Perché è così certo del fatto che la congestion charge non ridurrà l’inquinamento?
Le auto circolanti incidono in minima parte sulle concentrazioni di gas in una città. Le caldaie per esempio inquinano molto di più, mentre Palazzo Marino preferisce vessare chi usa la macchina. Dietro a questo provvedimento quindi si nasconde non tanto la tutela dell’ambiente, ma la volontà di fare cassa, altrimenti si utilizzerebbero altri strumenti.
Che cosa propone quindi il centrodestra?
La priorità dovrebbe essere quella di intensificare i trasporti pubblici: si fa sempre il paragone con la congestion charge di Londra, che però ha 15 linee di metropolitana, mentre a Milano ce ne sono solo tre. Se il Comune ordina al cittadino di non muoversi con l’auto in centro deve offrirgli un’alternativa. Per esempio per chi abita in zona Barona, o per i residenti del mio quartiere raggiungere il centro con i mezzi pubblici è veramente problematico. L’Area C limita quindi le persone in quello che è un diritto previsto dalla Costituzione come la libertà di movimento. Quello introdotto da Pisapia è cioè un provvedimento totalmente incostituzionale.
Difficile però riuscire a migliorare i trasporti pubblici in una città complessa come Milano …
Occorre puntare sull’incremento delle linee metropolitane, del numero delle corse dei mezzi pubblici e dei parcheggi di interscambio. E questa non è una bella idea, ma un’attuazione concreta prevista dal Pgt dell’ex giunta Moratti, che introduceva una possibilità reale di muoversi in maniera alternativa rispetto all’automobile. Pisapia ha deciso di bloccare il Piano di governo del territorio, e ora il centrosinistra sta pensando a un nuovo modello di muoversi in città che finora ha trovato attuazione pratica soltanto nell’Area C. Vedremo ora quali proposte verranno dall’attuale giunta, quindi il Pdl farà le sue valutazioni.
Dopo il referendum di giugno, non ritiene però che i milanesi si siano già espressi a favore dell’Area C?

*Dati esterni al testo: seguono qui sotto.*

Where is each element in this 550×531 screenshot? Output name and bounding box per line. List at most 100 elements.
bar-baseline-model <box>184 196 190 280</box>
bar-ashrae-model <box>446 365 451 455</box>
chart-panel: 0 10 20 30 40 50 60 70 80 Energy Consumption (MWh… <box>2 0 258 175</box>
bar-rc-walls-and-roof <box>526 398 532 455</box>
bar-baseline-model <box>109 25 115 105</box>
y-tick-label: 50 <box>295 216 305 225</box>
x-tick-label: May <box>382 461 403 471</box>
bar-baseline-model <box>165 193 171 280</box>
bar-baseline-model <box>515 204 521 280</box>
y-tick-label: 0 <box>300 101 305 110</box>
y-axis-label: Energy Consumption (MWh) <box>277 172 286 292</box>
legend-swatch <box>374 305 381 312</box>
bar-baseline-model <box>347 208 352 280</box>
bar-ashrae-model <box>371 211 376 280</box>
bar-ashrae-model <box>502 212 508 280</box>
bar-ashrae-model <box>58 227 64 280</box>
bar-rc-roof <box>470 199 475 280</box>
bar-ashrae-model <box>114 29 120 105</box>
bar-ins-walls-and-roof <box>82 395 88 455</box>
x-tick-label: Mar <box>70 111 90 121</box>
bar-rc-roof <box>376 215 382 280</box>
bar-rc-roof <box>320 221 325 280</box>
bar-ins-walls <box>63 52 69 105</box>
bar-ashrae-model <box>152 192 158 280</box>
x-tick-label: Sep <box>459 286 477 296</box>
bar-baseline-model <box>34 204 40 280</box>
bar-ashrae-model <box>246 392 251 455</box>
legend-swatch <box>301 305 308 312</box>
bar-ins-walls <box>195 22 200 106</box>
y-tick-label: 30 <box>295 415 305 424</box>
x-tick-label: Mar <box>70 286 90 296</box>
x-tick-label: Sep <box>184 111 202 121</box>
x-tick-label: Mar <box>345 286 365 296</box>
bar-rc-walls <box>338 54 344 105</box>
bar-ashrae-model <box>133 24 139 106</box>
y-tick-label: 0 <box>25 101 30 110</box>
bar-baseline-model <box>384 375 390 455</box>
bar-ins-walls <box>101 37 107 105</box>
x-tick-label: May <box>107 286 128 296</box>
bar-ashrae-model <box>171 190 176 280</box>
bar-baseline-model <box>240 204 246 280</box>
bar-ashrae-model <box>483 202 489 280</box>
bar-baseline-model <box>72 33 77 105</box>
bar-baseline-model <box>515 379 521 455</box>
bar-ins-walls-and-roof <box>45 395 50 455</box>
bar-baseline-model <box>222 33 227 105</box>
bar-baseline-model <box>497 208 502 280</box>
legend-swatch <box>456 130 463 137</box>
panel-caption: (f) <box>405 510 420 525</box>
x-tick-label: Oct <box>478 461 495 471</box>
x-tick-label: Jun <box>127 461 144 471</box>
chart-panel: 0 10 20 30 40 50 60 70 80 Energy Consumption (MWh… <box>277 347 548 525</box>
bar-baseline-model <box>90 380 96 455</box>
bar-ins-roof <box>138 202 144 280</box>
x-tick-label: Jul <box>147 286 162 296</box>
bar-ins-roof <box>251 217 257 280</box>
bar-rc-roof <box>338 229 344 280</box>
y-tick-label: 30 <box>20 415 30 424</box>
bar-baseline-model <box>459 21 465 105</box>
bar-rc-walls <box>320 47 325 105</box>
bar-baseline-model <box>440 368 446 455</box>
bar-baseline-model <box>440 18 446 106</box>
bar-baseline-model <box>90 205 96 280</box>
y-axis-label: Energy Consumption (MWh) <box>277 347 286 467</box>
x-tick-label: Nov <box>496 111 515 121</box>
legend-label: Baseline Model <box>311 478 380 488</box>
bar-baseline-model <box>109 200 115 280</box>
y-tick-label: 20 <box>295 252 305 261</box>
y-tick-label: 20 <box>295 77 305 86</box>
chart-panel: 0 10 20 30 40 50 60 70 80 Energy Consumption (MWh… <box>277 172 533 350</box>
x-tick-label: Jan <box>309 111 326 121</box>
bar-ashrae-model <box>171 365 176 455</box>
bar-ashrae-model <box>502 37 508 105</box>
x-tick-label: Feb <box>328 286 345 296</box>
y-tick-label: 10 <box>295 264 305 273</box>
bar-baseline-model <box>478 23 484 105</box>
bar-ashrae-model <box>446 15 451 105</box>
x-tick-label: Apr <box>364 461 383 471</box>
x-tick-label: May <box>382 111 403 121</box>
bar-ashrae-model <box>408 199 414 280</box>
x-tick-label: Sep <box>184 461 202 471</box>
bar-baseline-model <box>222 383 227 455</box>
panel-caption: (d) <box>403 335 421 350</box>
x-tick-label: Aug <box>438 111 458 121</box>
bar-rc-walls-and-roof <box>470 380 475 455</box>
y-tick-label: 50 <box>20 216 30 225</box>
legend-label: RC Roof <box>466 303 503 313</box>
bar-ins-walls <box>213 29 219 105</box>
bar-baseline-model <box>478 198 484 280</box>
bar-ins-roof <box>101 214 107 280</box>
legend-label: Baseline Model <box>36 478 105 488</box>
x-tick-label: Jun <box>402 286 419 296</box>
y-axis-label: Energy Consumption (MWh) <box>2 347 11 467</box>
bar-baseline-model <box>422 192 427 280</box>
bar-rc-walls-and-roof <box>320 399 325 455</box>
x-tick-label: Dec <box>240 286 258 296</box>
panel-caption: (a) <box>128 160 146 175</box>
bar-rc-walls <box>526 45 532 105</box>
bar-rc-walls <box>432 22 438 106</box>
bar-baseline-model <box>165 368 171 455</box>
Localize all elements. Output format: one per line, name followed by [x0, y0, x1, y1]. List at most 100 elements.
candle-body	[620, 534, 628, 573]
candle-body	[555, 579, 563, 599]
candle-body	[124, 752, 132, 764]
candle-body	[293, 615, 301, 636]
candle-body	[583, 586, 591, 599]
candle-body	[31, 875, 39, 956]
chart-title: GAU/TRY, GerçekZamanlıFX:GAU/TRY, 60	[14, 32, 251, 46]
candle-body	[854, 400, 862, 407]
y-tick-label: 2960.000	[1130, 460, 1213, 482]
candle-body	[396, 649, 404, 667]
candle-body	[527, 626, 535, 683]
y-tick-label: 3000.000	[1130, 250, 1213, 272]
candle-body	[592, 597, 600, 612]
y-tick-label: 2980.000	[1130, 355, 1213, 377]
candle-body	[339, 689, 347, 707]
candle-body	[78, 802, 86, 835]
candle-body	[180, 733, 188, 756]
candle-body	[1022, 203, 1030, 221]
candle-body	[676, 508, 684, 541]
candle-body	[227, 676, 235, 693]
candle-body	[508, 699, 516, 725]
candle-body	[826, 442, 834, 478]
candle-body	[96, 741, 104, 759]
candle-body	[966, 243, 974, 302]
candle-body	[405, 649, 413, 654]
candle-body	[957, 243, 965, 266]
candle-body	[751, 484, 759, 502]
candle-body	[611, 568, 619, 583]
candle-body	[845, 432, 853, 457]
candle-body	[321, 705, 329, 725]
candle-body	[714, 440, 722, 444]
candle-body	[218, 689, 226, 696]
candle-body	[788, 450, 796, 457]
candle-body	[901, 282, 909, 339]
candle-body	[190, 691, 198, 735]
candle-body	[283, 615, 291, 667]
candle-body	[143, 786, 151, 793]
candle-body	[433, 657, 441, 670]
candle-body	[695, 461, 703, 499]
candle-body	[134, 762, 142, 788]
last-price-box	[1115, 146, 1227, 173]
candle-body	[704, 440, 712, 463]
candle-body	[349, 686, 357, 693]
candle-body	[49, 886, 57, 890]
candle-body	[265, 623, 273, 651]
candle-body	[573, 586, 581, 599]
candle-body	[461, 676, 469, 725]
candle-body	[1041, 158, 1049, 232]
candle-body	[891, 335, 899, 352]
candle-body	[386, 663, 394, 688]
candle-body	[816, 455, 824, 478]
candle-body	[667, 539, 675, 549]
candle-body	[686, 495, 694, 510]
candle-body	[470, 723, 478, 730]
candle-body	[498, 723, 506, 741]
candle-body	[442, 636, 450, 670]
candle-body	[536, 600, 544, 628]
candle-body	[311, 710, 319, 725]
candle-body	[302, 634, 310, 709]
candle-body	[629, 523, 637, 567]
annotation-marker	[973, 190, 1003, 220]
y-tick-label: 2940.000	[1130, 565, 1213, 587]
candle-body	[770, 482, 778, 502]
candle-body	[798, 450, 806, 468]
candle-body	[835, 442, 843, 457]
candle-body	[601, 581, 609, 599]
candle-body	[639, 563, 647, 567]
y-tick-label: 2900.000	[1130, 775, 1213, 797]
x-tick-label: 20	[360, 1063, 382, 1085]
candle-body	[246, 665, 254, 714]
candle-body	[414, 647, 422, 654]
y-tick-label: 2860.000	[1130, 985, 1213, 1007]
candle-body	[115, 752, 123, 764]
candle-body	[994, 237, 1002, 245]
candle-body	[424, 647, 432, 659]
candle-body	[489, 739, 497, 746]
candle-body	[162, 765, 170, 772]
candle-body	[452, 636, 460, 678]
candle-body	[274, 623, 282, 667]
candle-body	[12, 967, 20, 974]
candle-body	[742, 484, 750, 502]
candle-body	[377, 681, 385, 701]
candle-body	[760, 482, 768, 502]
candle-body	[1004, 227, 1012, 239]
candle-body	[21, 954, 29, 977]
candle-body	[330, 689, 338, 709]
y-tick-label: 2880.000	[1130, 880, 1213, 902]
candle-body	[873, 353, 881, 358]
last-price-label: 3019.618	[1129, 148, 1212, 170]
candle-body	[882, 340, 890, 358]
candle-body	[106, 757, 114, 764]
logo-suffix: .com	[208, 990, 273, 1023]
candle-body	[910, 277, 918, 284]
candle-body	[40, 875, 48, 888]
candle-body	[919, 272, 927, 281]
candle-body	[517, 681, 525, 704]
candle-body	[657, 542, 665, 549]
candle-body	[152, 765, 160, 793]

Quello del referendum è il nuovo mantra dell’attuale maggioranza, ma anche una grande falsità. Innanzitutto perché il referendum poneva dei quesiti di carattere generale, del tipo “Volete più verde a Milano?” o “Volete migliorare il sistema dei trasporti?”. Era scontato che chiunque rispondesse di sì. Nel referendum non compariva però la seguente domanda: “Volete la congestion charge?”. Il centrosinistra sostiene che questa sia la volontà della gente, mentre non è assolutamente vero. La maggioranza ha presentato di proposito dei referendum così vaghi, per potersi muovere in maniera libera una volta vinte le elezioni.
E perché il referendum che chiedete voi è diverso?
Perché il nostro non è un referendum di proposta popolare, bensì di “revoca successiva”. Sarà la prima volta, nella storia di Milano, che si darà vita a un quesito di questo tipo, ed è rivolto a fare sì che la questione ambientale sia affrontata in modo oggettivo e non ideologico, come vorrebbe invece fare l’attuale maggioranza. Noi al contrario intendiamo sfatare quello che è stato dichiarato finora e dare risposte concrete sulla questione ambientale.
Di chi è l’iniziativa del referendum?
L’idea è partita su proposta del consigliere Carlo Masseroli, mentre io ho scritto il quesito e la relazione per la petizione che sarà firmata dai cittadini per revocare la delibera che istituisce la congestion charge. Si tratta di un’iniziativa organizzata ufficialmente dal Pdl.
Quante firme avete già raccolto?
Diverse migliaia. Solo il primo giorno di banchetto sono state 1.500 e dobbiamo raccoglierne 30mila entro maggio, ma credo che riusciremo a raggiungere l’obiettivo minimo nell’arco di un mese dall’inizio della campagna. Nel frattempo però stiamo attendendo il parere dei garanti, che devono verificare la correttezza formale dei referendum.